Am Mittwochnachmittag weilte der Kreisausschuß zu einer Besichtigung im ausgedehnten Grabungsfeld des Badewaldes. Der Staatliche Bodenpfleger des Kreises, Jakob Gerhards, und der örtliche Grabungsleiter, Archäologie-Assistent Jentsch, erläuterten die bisherigen gallo-römischen Funde aus dem zweiten bis dritten Jahrhundert nach Christus.
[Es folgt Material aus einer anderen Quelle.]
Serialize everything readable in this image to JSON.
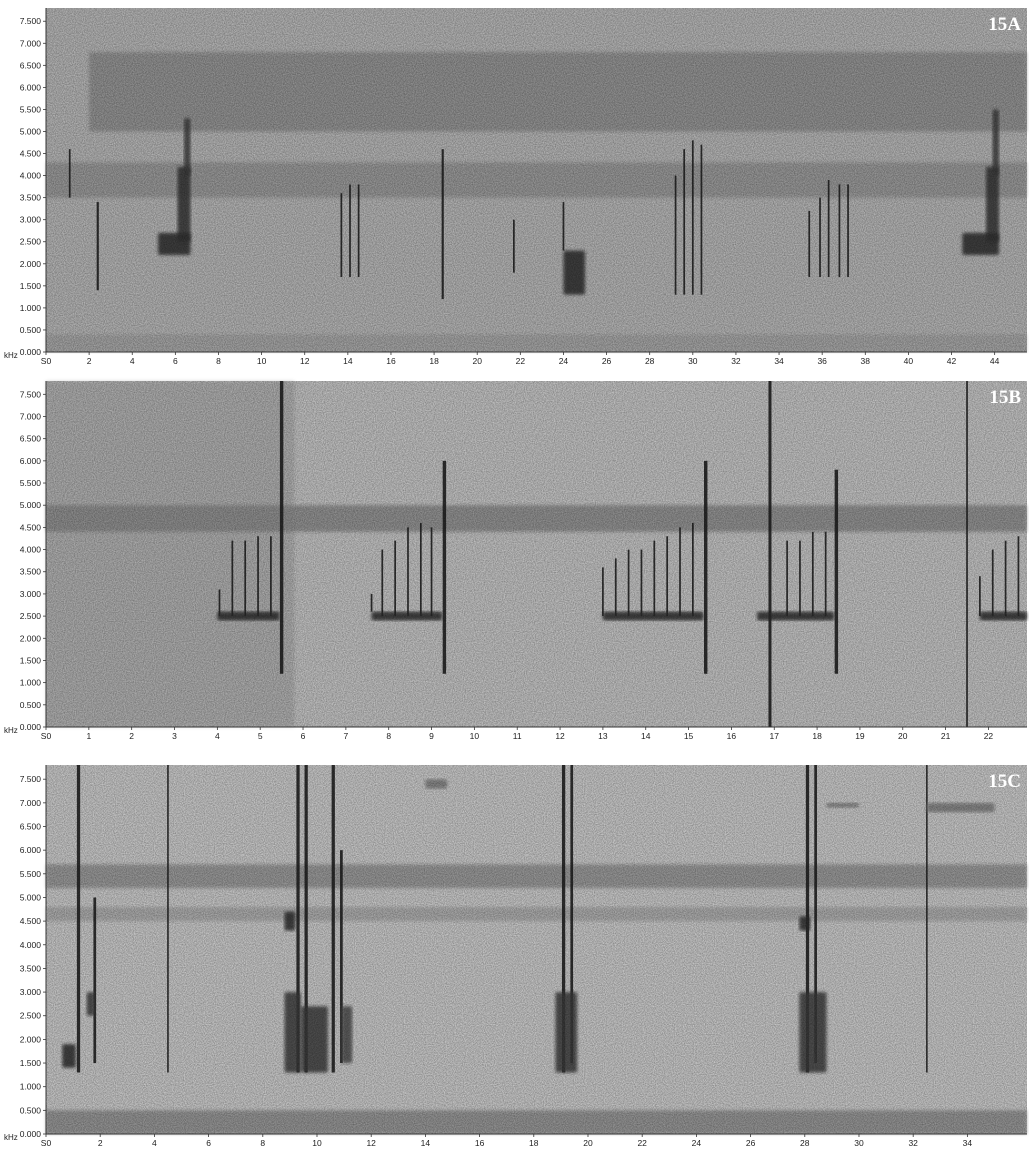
{
  "chart_data": [
    {
      "type": "spectrogram",
      "panel_label": "15A",
      "y_unit": "kHz",
      "xlim": [
        0,
        45.5
      ],
      "ylim": [
        0,
        7.8
      ],
      "x_ticks": [
        0,
        2,
        4,
        6,
        8,
        10,
        12,
        14,
        16,
        18,
        20,
        22,
        24,
        26,
        28,
        30,
        32,
        34,
        36,
        38,
        40,
        42,
        44
      ],
      "x_tick_labels": [
        "S0",
        "2",
        "4",
        "6",
        "8",
        "10",
        "12",
        "14",
        "16",
        "18",
        "20",
        "22",
        "24",
        "26",
        "28",
        "30",
        "32",
        "34",
        "36",
        "38",
        "40",
        "42",
        "44"
      ],
      "y_ticks": [
        0,
        0.5,
        1,
        1.5,
        2,
        2.5,
        3,
        3.5,
        4,
        4.5,
        5,
        5.5,
        6,
        6.5,
        7,
        7.5
      ],
      "y_tick_labels": [
        "0.000",
        "0.500",
        "1.000",
        "1.500",
        "2.000",
        "2.500",
        "3.000",
        "3.500",
        "4.000",
        "4.500",
        "5.000",
        "5.500",
        "6.000",
        "6.500",
        "7.000",
        "7.500"
      ],
      "background": "#b4b4b4",
      "bands": [
        {
          "y0": 5.0,
          "y1": 6.8,
          "x0": 2,
          "x1": 45.5,
          "color": "#6a6a6a",
          "opacity": 0.45
        },
        {
          "y0": 3.5,
          "y1": 4.3,
          "x0": 0,
          "x1": 45.5,
          "color": "#707070",
          "opacity": 0.4
        },
        {
          "y0": 0.0,
          "y1": 0.4,
          "x0": 0,
          "x1": 45.5,
          "color": "#888888",
          "opacity": 0.35
        }
      ],
      "lines": [
        {
          "x": 1.1,
          "y0": 3.5,
          "y1": 4.6,
          "w": 0.08
        },
        {
          "x": 2.4,
          "y0": 1.4,
          "y1": 3.4,
          "w": 0.1
        },
        {
          "x": 13.7,
          "y0": 1.7,
          "y1": 3.6,
          "w": 0.08
        },
        {
          "x": 14.1,
          "y0": 1.7,
          "y1": 3.8,
          "w": 0.08
        },
        {
          "x": 14.5,
          "y0": 1.7,
          "y1": 3.8,
          "w": 0.08
        },
        {
          "x": 18.4,
          "y0": 1.2,
          "y1": 4.6,
          "w": 0.1
        },
        {
          "x": 21.7,
          "y0": 1.8,
          "y1": 3.0,
          "w": 0.08
        },
        {
          "x": 24.0,
          "y0": 2.3,
          "y1": 3.4,
          "w": 0.08
        },
        {
          "x": 29.2,
          "y0": 1.3,
          "y1": 4.0,
          "w": 0.08
        },
        {
          "x": 29.6,
          "y0": 1.3,
          "y1": 4.6,
          "w": 0.08
        },
        {
          "x": 30.0,
          "y0": 1.3,
          "y1": 4.8,
          "w": 0.08
        },
        {
          "x": 30.4,
          "y0": 1.3,
          "y1": 4.7,
          "w": 0.08
        },
        {
          "x": 35.4,
          "y0": 1.7,
          "y1": 3.2,
          "w": 0.08
        },
        {
          "x": 35.9,
          "y0": 1.7,
          "y1": 3.5,
          "w": 0.08
        },
        {
          "x": 36.3,
          "y0": 1.7,
          "y1": 3.9,
          "w": 0.08
        },
        {
          "x": 36.8,
          "y0": 1.7,
          "y1": 3.8,
          "w": 0.08
        },
        {
          "x": 37.2,
          "y0": 1.7,
          "y1": 3.8,
          "w": 0.08
        }
      ],
      "blobs": [
        {
          "x0": 5.2,
          "x1": 6.7,
          "y0": 2.2,
          "y1": 2.7,
          "color": "#2a2a2a"
        },
        {
          "x0": 6.1,
          "x1": 6.7,
          "y0": 2.5,
          "y1": 4.2,
          "color": "#333333"
        },
        {
          "x0": 6.4,
          "x1": 6.7,
          "y0": 4.0,
          "y1": 5.3,
          "color": "#3a3a3a"
        },
        {
          "x0": 24.0,
          "x1": 25.0,
          "y0": 1.3,
          "y1": 2.3,
          "color": "#2a2a2a"
        },
        {
          "x0": 42.5,
          "x1": 44.2,
          "y0": 2.2,
          "y1": 2.7,
          "color": "#2a2a2a"
        },
        {
          "x0": 43.6,
          "x1": 44.2,
          "y0": 2.5,
          "y1": 4.2,
          "color": "#333333"
        },
        {
          "x0": 43.9,
          "x1": 44.2,
          "y0": 4.0,
          "y1": 5.5,
          "color": "#3a3a3a"
        }
      ]
    },
    {
      "type": "spectrogram",
      "panel_label": "15B",
      "y_unit": "kHz",
      "xlim": [
        0,
        22.9
      ],
      "ylim": [
        0,
        7.8
      ],
      "x_ticks": [
        0,
        1,
        2,
        3,
        4,
        5,
        6,
        7,
        8,
        9,
        10,
        11,
        12,
        13,
        14,
        15,
        16,
        17,
        18,
        19,
        20,
        21,
        22
      ],
      "x_tick_labels": [
        "S0",
        "1",
        "2",
        "3",
        "4",
        "5",
        "6",
        "7",
        "8",
        "9",
        "10",
        "11",
        "12",
        "13",
        "14",
        "15",
        "16",
        "17",
        "18",
        "19",
        "20",
        "21",
        "22"
      ],
      "y_ticks": [
        0,
        0.5,
        1,
        1.5,
        2,
        2.5,
        3,
        3.5,
        4,
        4.5,
        5,
        5.5,
        6,
        6.5,
        7,
        7.5
      ],
      "y_tick_labels": [
        "0.000",
        "0.500",
        "1.000",
        "1.500",
        "2.000",
        "2.500",
        "3.000",
        "3.500",
        "4.000",
        "4.500",
        "5.000",
        "5.500",
        "6.000",
        "6.500",
        "7.000",
        "7.500"
      ],
      "background": "#c2c2c2",
      "bands": [
        {
          "y0": 4.4,
          "y1": 5.0,
          "x0": 0,
          "x1": 22.9,
          "color": "#6a6a6a",
          "opacity": 0.55
        },
        {
          "y0": 0.0,
          "y1": 7.8,
          "x0": 0,
          "x1": 5.8,
          "color": "#8a8a8a",
          "opacity": 0.35
        }
      ],
      "lines": [
        {
          "x": 4.05,
          "y0": 2.5,
          "y1": 3.1,
          "w": 0.04
        },
        {
          "x": 4.35,
          "y0": 2.5,
          "y1": 4.2,
          "w": 0.04
        },
        {
          "x": 4.65,
          "y0": 2.5,
          "y1": 4.2,
          "w": 0.04
        },
        {
          "x": 4.95,
          "y0": 2.5,
          "y1": 4.3,
          "w": 0.04
        },
        {
          "x": 5.25,
          "y0": 2.5,
          "y1": 4.3,
          "w": 0.04
        },
        {
          "x": 5.5,
          "y0": 1.2,
          "y1": 7.8,
          "w": 0.08
        },
        {
          "x": 7.6,
          "y0": 2.6,
          "y1": 3.0,
          "w": 0.04
        },
        {
          "x": 7.85,
          "y0": 2.5,
          "y1": 4.0,
          "w": 0.04
        },
        {
          "x": 8.15,
          "y0": 2.5,
          "y1": 4.2,
          "w": 0.04
        },
        {
          "x": 8.45,
          "y0": 2.5,
          "y1": 4.5,
          "w": 0.04
        },
        {
          "x": 8.75,
          "y0": 2.5,
          "y1": 4.6,
          "w": 0.04
        },
        {
          "x": 9.0,
          "y0": 2.5,
          "y1": 4.5,
          "w": 0.04
        },
        {
          "x": 9.3,
          "y0": 1.2,
          "y1": 6.0,
          "w": 0.08
        },
        {
          "x": 13.0,
          "y0": 2.5,
          "y1": 3.6,
          "w": 0.04
        },
        {
          "x": 13.3,
          "y0": 2.5,
          "y1": 3.8,
          "w": 0.04
        },
        {
          "x": 13.6,
          "y0": 2.5,
          "y1": 4.0,
          "w": 0.04
        },
        {
          "x": 13.9,
          "y0": 2.5,
          "y1": 4.0,
          "w": 0.04
        },
        {
          "x": 14.2,
          "y0": 2.5,
          "y1": 4.2,
          "w": 0.04
        },
        {
          "x": 14.5,
          "y0": 2.5,
          "y1": 4.3,
          "w": 0.04
        },
        {
          "x": 14.8,
          "y0": 2.5,
          "y1": 4.5,
          "w": 0.04
        },
        {
          "x": 15.1,
          "y0": 2.5,
          "y1": 4.6,
          "w": 0.04
        },
        {
          "x": 15.4,
          "y0": 1.2,
          "y1": 6.0,
          "w": 0.08
        },
        {
          "x": 16.9,
          "y0": 0.0,
          "y1": 7.8,
          "w": 0.07
        },
        {
          "x": 17.3,
          "y0": 2.5,
          "y1": 4.2,
          "w": 0.04
        },
        {
          "x": 17.6,
          "y0": 2.5,
          "y1": 4.2,
          "w": 0.04
        },
        {
          "x": 17.9,
          "y0": 2.5,
          "y1": 4.4,
          "w": 0.04
        },
        {
          "x": 18.2,
          "y0": 2.5,
          "y1": 4.4,
          "w": 0.04
        },
        {
          "x": 18.45,
          "y0": 1.2,
          "y1": 5.8,
          "w": 0.08
        },
        {
          "x": 21.5,
          "y0": 0.0,
          "y1": 7.8,
          "w": 0.04
        },
        {
          "x": 21.8,
          "y0": 2.5,
          "y1": 3.4,
          "w": 0.04
        },
        {
          "x": 22.1,
          "y0": 2.5,
          "y1": 4.0,
          "w": 0.04
        },
        {
          "x": 22.4,
          "y0": 2.5,
          "y1": 4.2,
          "w": 0.04
        },
        {
          "x": 22.7,
          "y0": 2.5,
          "y1": 4.3,
          "w": 0.04
        }
      ],
      "blobs": [
        {
          "x0": 4.0,
          "x1": 5.45,
          "y0": 2.4,
          "y1": 2.6,
          "color": "#2a2a2a"
        },
        {
          "x0": 7.6,
          "x1": 9.25,
          "y0": 2.4,
          "y1": 2.6,
          "color": "#2a2a2a"
        },
        {
          "x0": 13.0,
          "x1": 15.35,
          "y0": 2.4,
          "y1": 2.6,
          "color": "#2a2a2a"
        },
        {
          "x0": 16.6,
          "x1": 18.4,
          "y0": 2.4,
          "y1": 2.6,
          "color": "#2a2a2a"
        },
        {
          "x0": 21.8,
          "x1": 22.9,
          "y0": 2.4,
          "y1": 2.6,
          "color": "#2a2a2a"
        }
      ]
    },
    {
      "type": "spectrogram",
      "panel_label": "15C",
      "y_unit": "kHz",
      "xlim": [
        0,
        36.2
      ],
      "ylim": [
        0,
        7.8
      ],
      "x_ticks": [
        0,
        2,
        4,
        6,
        8,
        10,
        12,
        14,
        16,
        18,
        20,
        22,
        24,
        26,
        28,
        30,
        32,
        34
      ],
      "x_tick_labels": [
        "S0",
        "2",
        "4",
        "6",
        "8",
        "10",
        "12",
        "14",
        "16",
        "18",
        "20",
        "22",
        "24",
        "26",
        "28",
        "30",
        "32",
        "34"
      ],
      "y_ticks": [
        0,
        0.5,
        1,
        1.5,
        2,
        2.5,
        3,
        3.5,
        4,
        4.5,
        5,
        5.5,
        6,
        6.5,
        7,
        7.5
      ],
      "y_tick_labels": [
        "0.000",
        "0.500",
        "1.000",
        "1.500",
        "2.000",
        "2.500",
        "3.000",
        "3.500",
        "4.000",
        "4.500",
        "5.000",
        "5.500",
        "6.000",
        "6.500",
        "7.000",
        "7.500"
      ],
      "background": "#c8c8c8",
      "bands": [
        {
          "y0": 5.2,
          "y1": 5.7,
          "x0": 0,
          "x1": 36.2,
          "color": "#6a6a6a",
          "opacity": 0.5
        },
        {
          "y0": 4.5,
          "y1": 4.8,
          "x0": 0,
          "x1": 36.2,
          "color": "#8a8a8a",
          "opacity": 0.45
        },
        {
          "y0": 0.0,
          "y1": 0.5,
          "x0": 0,
          "x1": 36.2,
          "color": "#6a6a6a",
          "opacity": 0.55
        }
      ],
      "lines": [
        {
          "x": 1.2,
          "y0": 1.3,
          "y1": 7.8,
          "w": 0.12
        },
        {
          "x": 1.8,
          "y0": 1.5,
          "y1": 5.0,
          "w": 0.1
        },
        {
          "x": 4.5,
          "y0": 1.3,
          "y1": 7.8,
          "w": 0.06
        },
        {
          "x": 9.3,
          "y0": 1.3,
          "y1": 7.8,
          "w": 0.12
        },
        {
          "x": 9.6,
          "y0": 1.3,
          "y1": 7.8,
          "w": 0.12
        },
        {
          "x": 10.6,
          "y0": 1.3,
          "y1": 7.8,
          "w": 0.12
        },
        {
          "x": 10.9,
          "y0": 1.5,
          "y1": 6.0,
          "w": 0.1
        },
        {
          "x": 19.1,
          "y0": 1.3,
          "y1": 7.8,
          "w": 0.12
        },
        {
          "x": 19.4,
          "y0": 1.5,
          "y1": 7.8,
          "w": 0.1
        },
        {
          "x": 28.1,
          "y0": 1.3,
          "y1": 7.8,
          "w": 0.12
        },
        {
          "x": 28.4,
          "y0": 1.5,
          "y1": 7.8,
          "w": 0.1
        },
        {
          "x": 32.5,
          "y0": 1.3,
          "y1": 7.8,
          "w": 0.05
        }
      ],
      "blobs": [
        {
          "x0": 0.6,
          "x1": 1.1,
          "y0": 1.4,
          "y1": 1.9,
          "color": "#2a2a2a"
        },
        {
          "x0": 1.5,
          "x1": 1.8,
          "y0": 2.5,
          "y1": 3.0,
          "color": "#3a3a3a"
        },
        {
          "x0": 8.8,
          "x1": 9.4,
          "y0": 1.3,
          "y1": 3.0,
          "color": "#3a3a3a"
        },
        {
          "x0": 8.8,
          "x1": 9.2,
          "y0": 4.3,
          "y1": 4.7,
          "color": "#2a2a2a"
        },
        {
          "x0": 9.4,
          "x1": 10.4,
          "y0": 1.3,
          "y1": 2.7,
          "color": "#3a3a3a"
        },
        {
          "x0": 10.9,
          "x1": 11.3,
          "y0": 1.5,
          "y1": 2.7,
          "color": "#4a4a4a"
        },
        {
          "x0": 18.8,
          "x1": 19.6,
          "y0": 1.3,
          "y1": 3.0,
          "color": "#3a3a3a"
        },
        {
          "x0": 27.8,
          "x1": 28.8,
          "y0": 1.3,
          "y1": 3.0,
          "color": "#3a3a3a"
        },
        {
          "x0": 27.8,
          "x1": 28.2,
          "y0": 4.3,
          "y1": 4.6,
          "color": "#2a2a2a"
        },
        {
          "x0": 14.0,
          "x1": 14.8,
          "y0": 7.3,
          "y1": 7.5,
          "color": "#7a7a7a"
        },
        {
          "x0": 28.8,
          "x1": 30.0,
          "y0": 6.9,
          "y1": 7.0,
          "color": "#7a7a7a"
        },
        {
          "x0": 32.5,
          "x1": 35.0,
          "y0": 6.8,
          "y1": 7.0,
          "color": "#7a7a7a"
        }
      ]
    }
  ]
}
Der Kreisausschuß war von der Ausdehnung und Bedeutung dieser seit einigen Monaten durchgeführten Grabung stark beeindruckt und gab in einer anschließenden Sitzung, die auf der Nideggener Burg stattfand, seine Zustimmung zu einem weiteren Grabungs-Zuschuß. Damit stellte der Kreis bis jetzt 3000 DM für die Badewald-Ausgrabungen bereit.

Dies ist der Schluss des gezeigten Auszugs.